Birkaç büyük adım sonra, üzerinde büyük harflerle mühendislik fakültesi yazan binanın önündeydim. Binanın önündeki üç basamağı koşar adımlarla tırmanıp içeri girdim. Hiç durmadan merdivenlere ilerledim ve öfkeli adımlarımı üst kata doğru savurmaya başladım. Esasen, mühendislik fakültesi binasının, mimarlık fakültesi binası ile neredeyse aynı yapılara sahip olduğunu biliyordum. Ancak bu binaya ilk kez girdiğimden olsa gerek, iç yapısı bana oldukça karmaşık gelmişti.

İkinci kata çıktığımda etrafımda bir tur attım. İki kenara doğru iki ayrı koridor uzanıyordu. Öğle saati olması sebebiyle bina neredeyse boştu. Katta benden başka yalnızca iki öğrenci vardı. Biri önümden geçeceği sırada B-28 adlı dersliğin olduğu koridoru sordum. Beni sağ koridora yönlendirdi ve sağdan dördüncü kapı olduğunu söyledi.

Hızla söylediği tarafa yöneldim. Uzun koridorda ilerledikçe kulağıma bazı sesler çarpmaya başladı. Yaklaştıkça bir müzik melodisi olduğunu anladım. Biraz daha yaklaştığımda sözleri artık netlikle seçebiliyordum.

''Sen nazlı bir çiçek, bir orman kuytusu, üzüm buğusu gibisin sen Firuze.''

İçeriden erkek öğrencilerin sesleri geliyordu ve Muhammet de muhtemelen bu deliğe girmişti. Son iki adım daha savurdum.

''Kıskanır rengini baharda yeşiller''

Bir erkek sesi, gülerek bir şeyler söylüyordu ancak sesine boğuk kahkahalar karıştığı için söylediklerini anlamıyordum.
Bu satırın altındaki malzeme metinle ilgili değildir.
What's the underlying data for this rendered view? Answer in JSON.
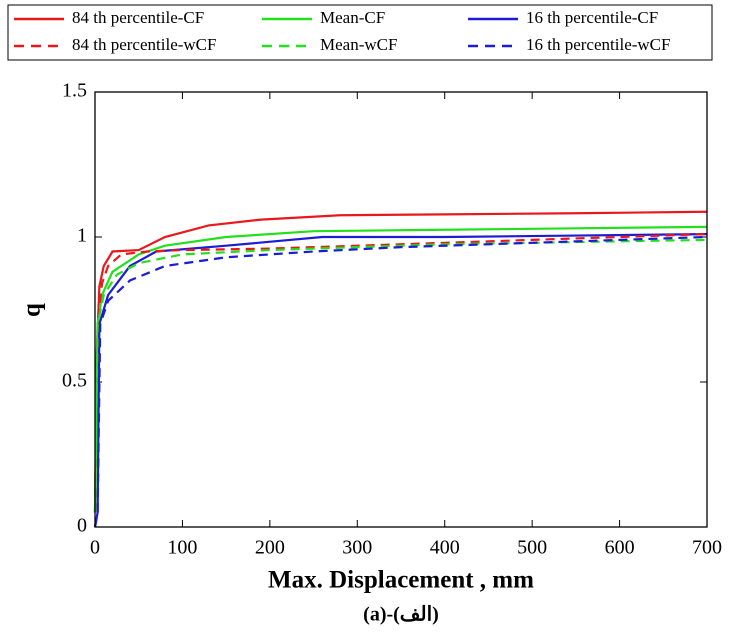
{
  "chart_data": {
    "type": "line",
    "xlabel": "Max. Displacement , mm",
    "ylabel": "q",
    "caption": "(a)-(الف)",
    "xlim": [
      0,
      700
    ],
    "ylim": [
      0,
      1.5
    ],
    "xticks": [
      0,
      100,
      200,
      300,
      400,
      500,
      600,
      700
    ],
    "yticks": [
      0,
      0.5,
      1,
      1.5
    ],
    "grid": false,
    "legend": "top",
    "series": [
      {
        "name": "84 th percentile-CF",
        "color": "#e8191c",
        "linestyle": "solid",
        "x": [
          0,
          2,
          5,
          10,
          20,
          50,
          80,
          130,
          190,
          280,
          400,
          550,
          700
        ],
        "values": [
          0.05,
          0.6,
          0.83,
          0.9,
          0.95,
          0.955,
          1.0,
          1.04,
          1.06,
          1.075,
          1.078,
          1.082,
          1.087
        ]
      },
      {
        "name": "Mean-CF",
        "color": "#22e01c",
        "linestyle": "solid",
        "x": [
          0,
          3,
          8,
          20,
          50,
          80,
          150,
          250,
          400,
          550,
          700
        ],
        "values": [
          0.05,
          0.7,
          0.8,
          0.88,
          0.94,
          0.97,
          1.0,
          1.02,
          1.025,
          1.03,
          1.035
        ]
      },
      {
        "name": "16 th percentile-CF",
        "color": "#1c1cd6",
        "linestyle": "solid",
        "x": [
          0,
          3,
          5,
          15,
          40,
          70,
          150,
          260,
          400,
          550,
          700
        ],
        "values": [
          0,
          0.05,
          0.7,
          0.8,
          0.9,
          0.95,
          0.97,
          1.0,
          1.0,
          1.005,
          1.01
        ]
      },
      {
        "name": "84 th percentile-wCF",
        "color": "#e8191c",
        "linestyle": "dashed",
        "x": [
          0,
          3,
          8,
          15,
          30,
          60,
          100,
          200,
          300,
          400,
          500,
          600,
          700
        ],
        "values": [
          0.05,
          0.7,
          0.84,
          0.9,
          0.94,
          0.95,
          0.955,
          0.96,
          0.97,
          0.98,
          0.99,
          1.0,
          1.01
        ]
      },
      {
        "name": "Mean-wCF",
        "color": "#22e01c",
        "linestyle": "dashed",
        "x": [
          0,
          3,
          10,
          25,
          50,
          100,
          200,
          300,
          400,
          500,
          600,
          700
        ],
        "values": [
          0.05,
          0.7,
          0.8,
          0.87,
          0.91,
          0.94,
          0.955,
          0.965,
          0.975,
          0.98,
          0.985,
          0.99
        ]
      },
      {
        "name": "16 th percentile-wCF",
        "color": "#1c1cd6",
        "linestyle": "dashed",
        "x": [
          0,
          3,
          6,
          15,
          40,
          80,
          150,
          250,
          350,
          450,
          550,
          700
        ],
        "values": [
          0,
          0.05,
          0.7,
          0.78,
          0.85,
          0.9,
          0.93,
          0.95,
          0.965,
          0.975,
          0.985,
          1.0
        ]
      }
    ]
  }
}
Kulak asmadığım cümlesinin henüz yarısında nezaketen kapıyı iki kez hızla tıklatıp içeri daldım. Kapıyı açtığım an gözlerim içerideki öğrencilerin üzerinde hızla dolaşırken o kişinin Ferit olduğunu anladım. Şaşkınlıkla dikleşirken onun şaşkınlığına, attığı kahkahalarını ansızın frenleyen Bora, Akın ve tanımadığım diğer iki çocuk da eşlik etti. Muhammet içlerinde yoktu. Omuzlarım düştü ancak gördüğüm simaların tanıdık olması iyiydi.
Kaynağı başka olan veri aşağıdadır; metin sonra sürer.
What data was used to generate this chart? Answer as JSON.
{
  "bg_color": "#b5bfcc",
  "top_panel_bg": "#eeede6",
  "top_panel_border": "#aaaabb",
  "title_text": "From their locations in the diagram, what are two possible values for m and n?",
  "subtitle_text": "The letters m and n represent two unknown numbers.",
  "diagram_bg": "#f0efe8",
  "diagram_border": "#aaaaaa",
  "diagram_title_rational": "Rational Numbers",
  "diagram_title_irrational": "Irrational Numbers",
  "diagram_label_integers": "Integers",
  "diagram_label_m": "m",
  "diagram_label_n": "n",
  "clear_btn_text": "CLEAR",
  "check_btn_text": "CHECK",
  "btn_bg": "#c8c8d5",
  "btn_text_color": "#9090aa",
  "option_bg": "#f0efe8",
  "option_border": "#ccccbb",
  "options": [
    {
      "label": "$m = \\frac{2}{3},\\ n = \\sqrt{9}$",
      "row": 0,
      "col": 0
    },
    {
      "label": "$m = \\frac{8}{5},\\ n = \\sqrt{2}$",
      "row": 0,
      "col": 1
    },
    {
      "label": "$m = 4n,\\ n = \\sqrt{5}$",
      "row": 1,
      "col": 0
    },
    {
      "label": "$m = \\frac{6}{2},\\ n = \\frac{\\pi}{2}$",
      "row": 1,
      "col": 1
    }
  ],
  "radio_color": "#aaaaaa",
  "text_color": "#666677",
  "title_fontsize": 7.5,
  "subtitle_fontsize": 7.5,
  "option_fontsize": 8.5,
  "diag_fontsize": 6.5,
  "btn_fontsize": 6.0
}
''Firuze?'' dedi Ferit sorar gibi. Müzik sesi kesildi. Ayağa kalkıp bana doğru ağır ağır adımlamaya başladı. ''Senin mühendislik binasında ne işin var?''

''Muhammet'i arıyorum ya! Gördünüz mü?'' diye sordum. ''Meryem, B-28'de dersi olduğunu söyledi. Kaçırdım mı?''

Ferit'in kaşları kalktı. ''Burası yirmi dokuz, yirmi sekiz yan derslik.'' dedi başıyla arka duvarı işaret ederek.

Hiç beklemeden teşekkür ettim ve geri dönüp yan dersliğin kapısına koşturdum. Onu bulamadıkça ona olan öfkem daha da harlanıyordu. Kapıyı tıklatıp içeri girdim ancak derslik bomboştu. Omuzlarım çökerken sol ayağımı öfkeyle yere çarptım. Bir süre sakin olmak için kendime telkinler verdim ancak nafileydi. Onu ilk gördüğüm yerde boğazına sarılmak istiyordum.
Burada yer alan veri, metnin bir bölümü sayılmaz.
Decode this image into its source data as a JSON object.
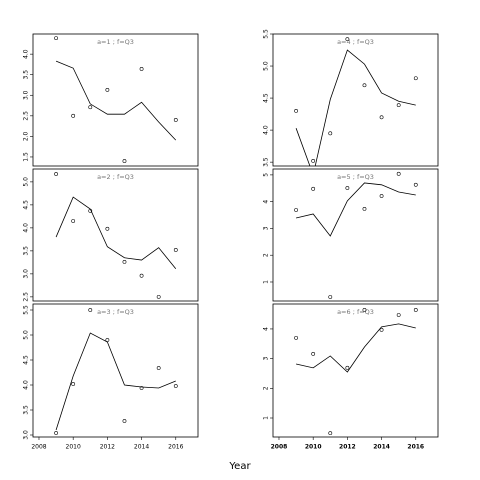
{
  "chart_data": [
    {
      "type": "scatter",
      "title": "a=1 ; f=Q3",
      "x": [
        2009,
        2010,
        2011,
        2012,
        2013,
        2014,
        2015,
        2016
      ],
      "points": [
        4.39,
        2.5,
        2.71,
        3.13,
        1.4,
        3.64,
        null,
        2.4
      ],
      "fit": [
        3.83,
        3.66,
        2.79,
        2.54,
        2.54,
        2.83,
        2.35,
        1.91
      ],
      "xlim": [
        2007.65,
        2017.3
      ],
      "ylim": [
        1.28,
        4.49
      ],
      "yticks": [
        1.5,
        {
          "value": 2,
          "label": "2.0"
        },
        2.5,
        {
          "value": 3,
          "label": "3.0"
        },
        3.5,
        {
          "value": 4,
          "label": "4.0"
        }
      ]
    },
    {
      "type": "scatter",
      "title": "a=2 ; f=Q3",
      "x": [
        2009,
        2010,
        2011,
        2012,
        2013,
        2014,
        2015,
        2016
      ],
      "points": [
        5.17,
        4.15,
        4.37,
        3.98,
        3.26,
        2.96,
        2.5,
        3.52
      ],
      "fit": [
        3.8,
        4.67,
        4.41,
        3.59,
        3.35,
        3.3,
        3.57,
        3.11
      ],
      "xlim": [
        2007.65,
        2017.3
      ],
      "ylim": [
        2.41,
        5.28
      ],
      "yticks": [
        2.5,
        {
          "value": 3,
          "label": "3.0"
        },
        3.5,
        {
          "value": 4,
          "label": "4.0"
        },
        4.5,
        {
          "value": 5,
          "label": "5.0"
        }
      ]
    },
    {
      "type": "scatter",
      "title": "a=3 ; f=Q3",
      "x": [
        2009,
        2010,
        2011,
        2012,
        2013,
        2014,
        2015,
        2016
      ],
      "points": [
        3.04,
        4.02,
        5.5,
        4.9,
        3.28,
        3.94,
        4.34,
        3.98
      ],
      "fit": [
        3.1,
        4.18,
        5.04,
        4.86,
        4.0,
        3.96,
        3.94,
        4.08
      ],
      "xlim": [
        2007.65,
        2017.3
      ],
      "ylim": [
        2.96,
        5.62
      ],
      "yticks": [
        {
          "value": 3,
          "label": "3.0"
        },
        3.5,
        {
          "value": 4,
          "label": "4.0"
        },
        4.5,
        {
          "value": 5,
          "label": "5.0"
        },
        5.5
      ],
      "xticks": [
        2008,
        2010,
        2012,
        2014,
        2016
      ],
      "xlabel": "Year"
    },
    {
      "type": "scatter",
      "title": "a=4 ; f=Q3",
      "x": [
        2009,
        2010,
        2011,
        2012,
        2013,
        2014,
        2015,
        2016
      ],
      "points": [
        4.3,
        3.52,
        3.95,
        5.42,
        4.7,
        4.2,
        4.39,
        4.81
      ],
      "fit": [
        4.03,
        3.3,
        4.48,
        5.25,
        5.03,
        4.58,
        4.45,
        4.39
      ],
      "xlim": [
        2007.65,
        2017.3
      ],
      "ylim": [
        3.44,
        5.5
      ],
      "yticks": [
        3.5,
        {
          "value": 4,
          "label": "4.0"
        },
        4.5,
        {
          "value": 5,
          "label": "5.0"
        },
        5.5
      ]
    },
    {
      "type": "scatter",
      "title": "a=5 ; f=Q3",
      "x": [
        2009,
        2010,
        2011,
        2012,
        2013,
        2014,
        2015,
        2016
      ],
      "points": [
        3.69,
        4.48,
        0.44,
        4.51,
        3.73,
        4.21,
        5.04,
        4.63
      ],
      "fit": [
        3.39,
        3.54,
        2.72,
        4.03,
        4.7,
        4.63,
        4.36,
        4.25
      ],
      "xlim": [
        2007.65,
        2017.3
      ],
      "ylim": [
        0.29,
        5.22
      ],
      "yticks": [
        1,
        2,
        3,
        4,
        5
      ]
    },
    {
      "type": "scatter",
      "title": "a=6 ; f=Q3",
      "x": [
        2009,
        2010,
        2011,
        2012,
        2013,
        2014,
        2015,
        2016
      ],
      "points": [
        3.7,
        3.16,
        0.49,
        2.69,
        4.64,
        3.97,
        4.47,
        4.64
      ],
      "fit": [
        2.82,
        2.69,
        3.09,
        2.55,
        3.39,
        4.07,
        4.17,
        4.03
      ],
      "xlim": [
        2007.65,
        2017.3
      ],
      "ylim": [
        0.36,
        4.84
      ],
      "yticks": [
        1,
        2,
        3,
        4
      ],
      "xticks": [
        2008,
        2010,
        2012,
        2014,
        2016
      ]
    }
  ]
}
Pes ederek derslik kapısından çıktım. Koridordaki uzun camların arkasında, üzerine montunu da giymiş olan Ferit, elleri ceplerinde dışarıya bakıyordu. Ansızın bana dönerek, ''Gidiyor!'' dedi. Hızlı birkaç adımla yanına ilerledim. Bir süre avludaki öğrenci kalabalığına göz gezdirdim. İşaret parmağını kaldırıp cama yasladı. ''Bak, dışarı çıkıyor. Şu lacivert montlu değil mi?''

Söylediği noktaya doğru baktım. Ağır adımlarla çıkıyordu okuldan. ''Aptal ya! Evet o!'' Telefonu cebimden çıkarıp aramalara geldim ve Muhammet Bağcı ismine tıkladım. Telefon çalarken bir yandan yavaş yavaş küçülen bedenini izliyordum. Cebinden telefonu çıkardı, ekrana baktı ve kısa bir süre sonra çağrıyı yanıtladı.

''Efendim?'' Sesi oldukça sakindi. Bu ise beni daha da öfkelendiriyordu. ''Nereye gidiyorsun?!'' diye sorarak çıkıştım. ''Sana ne Firuze?'' dedi umarsızca.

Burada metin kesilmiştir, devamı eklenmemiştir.